Caso de Política | Luís Carlos Nunes – O ministro Gilmar Mendes, do Supremo Tribunal Federal (STF), devolveu para julgamento a Ação Direta de Inconstitucionalidade (ADI 7.881) que questiona as recentes flexibilizações na Lei da Ficha Limpa.
A análise foi pautada pelo Plenário Virtual da Corte para o período entre 11 e 18 de setembro. A decisão é um divisor de águas para o pleito de outubro, pois tem o potencial de invalidar registros de candidaturas de políticos veteranos que se beneficiaram das novas regras aprovadas pelo Congresso Nacional.
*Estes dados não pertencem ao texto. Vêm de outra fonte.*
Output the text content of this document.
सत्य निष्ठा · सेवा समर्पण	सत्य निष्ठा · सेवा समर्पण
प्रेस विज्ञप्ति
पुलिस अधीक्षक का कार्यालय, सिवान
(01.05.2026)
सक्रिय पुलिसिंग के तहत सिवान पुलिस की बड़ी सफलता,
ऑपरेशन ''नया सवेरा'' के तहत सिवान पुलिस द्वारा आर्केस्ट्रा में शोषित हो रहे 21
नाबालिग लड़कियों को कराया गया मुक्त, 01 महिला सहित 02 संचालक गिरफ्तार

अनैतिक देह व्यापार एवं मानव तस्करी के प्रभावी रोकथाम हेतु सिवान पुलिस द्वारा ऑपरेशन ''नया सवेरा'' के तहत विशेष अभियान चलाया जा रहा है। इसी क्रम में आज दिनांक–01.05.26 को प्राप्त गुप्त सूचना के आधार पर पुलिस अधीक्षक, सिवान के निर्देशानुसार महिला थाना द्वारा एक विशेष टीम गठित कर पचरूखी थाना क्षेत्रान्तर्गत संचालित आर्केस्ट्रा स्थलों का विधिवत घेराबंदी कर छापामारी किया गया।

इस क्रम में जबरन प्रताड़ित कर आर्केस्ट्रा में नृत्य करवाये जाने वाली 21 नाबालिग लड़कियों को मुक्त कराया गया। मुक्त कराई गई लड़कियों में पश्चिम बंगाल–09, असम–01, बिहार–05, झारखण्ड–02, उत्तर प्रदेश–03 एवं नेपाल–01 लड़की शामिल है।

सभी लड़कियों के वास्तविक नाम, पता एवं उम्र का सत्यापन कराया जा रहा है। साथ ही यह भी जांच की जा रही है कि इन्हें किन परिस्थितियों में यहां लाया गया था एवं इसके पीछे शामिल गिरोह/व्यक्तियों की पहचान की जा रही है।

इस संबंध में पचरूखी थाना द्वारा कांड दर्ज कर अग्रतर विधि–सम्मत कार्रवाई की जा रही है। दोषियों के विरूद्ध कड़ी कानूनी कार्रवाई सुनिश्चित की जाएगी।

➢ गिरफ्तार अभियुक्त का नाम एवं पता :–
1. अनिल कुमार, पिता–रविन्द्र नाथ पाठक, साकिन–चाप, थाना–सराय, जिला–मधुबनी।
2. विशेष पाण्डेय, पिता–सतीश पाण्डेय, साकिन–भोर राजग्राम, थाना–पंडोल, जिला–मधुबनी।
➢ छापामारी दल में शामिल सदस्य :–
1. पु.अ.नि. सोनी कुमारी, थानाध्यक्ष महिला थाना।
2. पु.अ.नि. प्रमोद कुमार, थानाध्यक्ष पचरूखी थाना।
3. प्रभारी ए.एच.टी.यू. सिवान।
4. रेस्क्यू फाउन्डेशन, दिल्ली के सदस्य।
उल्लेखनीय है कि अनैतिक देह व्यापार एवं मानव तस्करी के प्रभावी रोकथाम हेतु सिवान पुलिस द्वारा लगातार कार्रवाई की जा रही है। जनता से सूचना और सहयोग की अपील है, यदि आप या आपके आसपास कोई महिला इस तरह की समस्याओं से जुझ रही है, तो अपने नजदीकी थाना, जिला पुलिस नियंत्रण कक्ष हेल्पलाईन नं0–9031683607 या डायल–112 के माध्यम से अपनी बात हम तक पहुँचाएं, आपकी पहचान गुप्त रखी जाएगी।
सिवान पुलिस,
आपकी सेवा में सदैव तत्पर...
O centro da disputa jurídica é a reforma de 2025, que alterou o cálculo do tempo em que um político deve ficar longe das urnas. A ação, movida pela Rede Sustentabilidade, argumenta que as mudanças esvaziaram a proteção à moralidade administrativa ao antecipar o início da contagem dos oito anos de inelegibilidade – que agora começa a valer a partir da decisão de perda de mandato ou da condenação, e não mais após o cumprimento total da pena.
Placar desfavorável à reforma
Até o pedido de vista de Gilmar Mendes, em maio deste ano, o julgamento acumulava dois votos contra as alterações. A relatora, ministra Cármen Lúcia, e o ministro Luiz Fux votaram pela derrubada dos dispositivos que antecipam a reabilitação política. Para os ministros, o novo rito pode fazer com que a punição eleitoral termine antes mesmo das consequências jurídicas da condenação, gerando uma espécie de “anistia antecipada”.
A reforma também estabeleceu um teto de 12 anos para o acúmulo de inelegibilidades por improbidade e criou o Requerimento de Declaração de Elegibilidade, uma consulta prévia para que candidatos saibam se podem ou não concorrer. O Congresso e o Governo Federal defendem as medidas, sob o argumento de que elas corrigem excessos e garantem segurança jurídica aos partidos.
Candidaturas sob risco
O veredito de setembro terá impacto direto sobre nomes de projeção nacional. Eduardo Cunha (Republicanos) e o ex-governador José Roberto Arruda (PSD) são exemplos de políticos que registraram suas candidaturas baseados nas brechas abertas pela nova legislação. Caso o STF decida anular os trechos da Lei Complementar 219/2025, esses registros poderão ser indeferidos pela Justiça Eleitoral, mesmo que as campanhas já estejam nas ruas.
Por ora, as regras seguem vigentes, mas o cenário é de absoluta incerteza. A decisão final do Supremo definirá se a Ficha Limpa manterá seu rigor original ou se a “reforma do encurtamento” prevalecerá no tabuleiro político de 2026.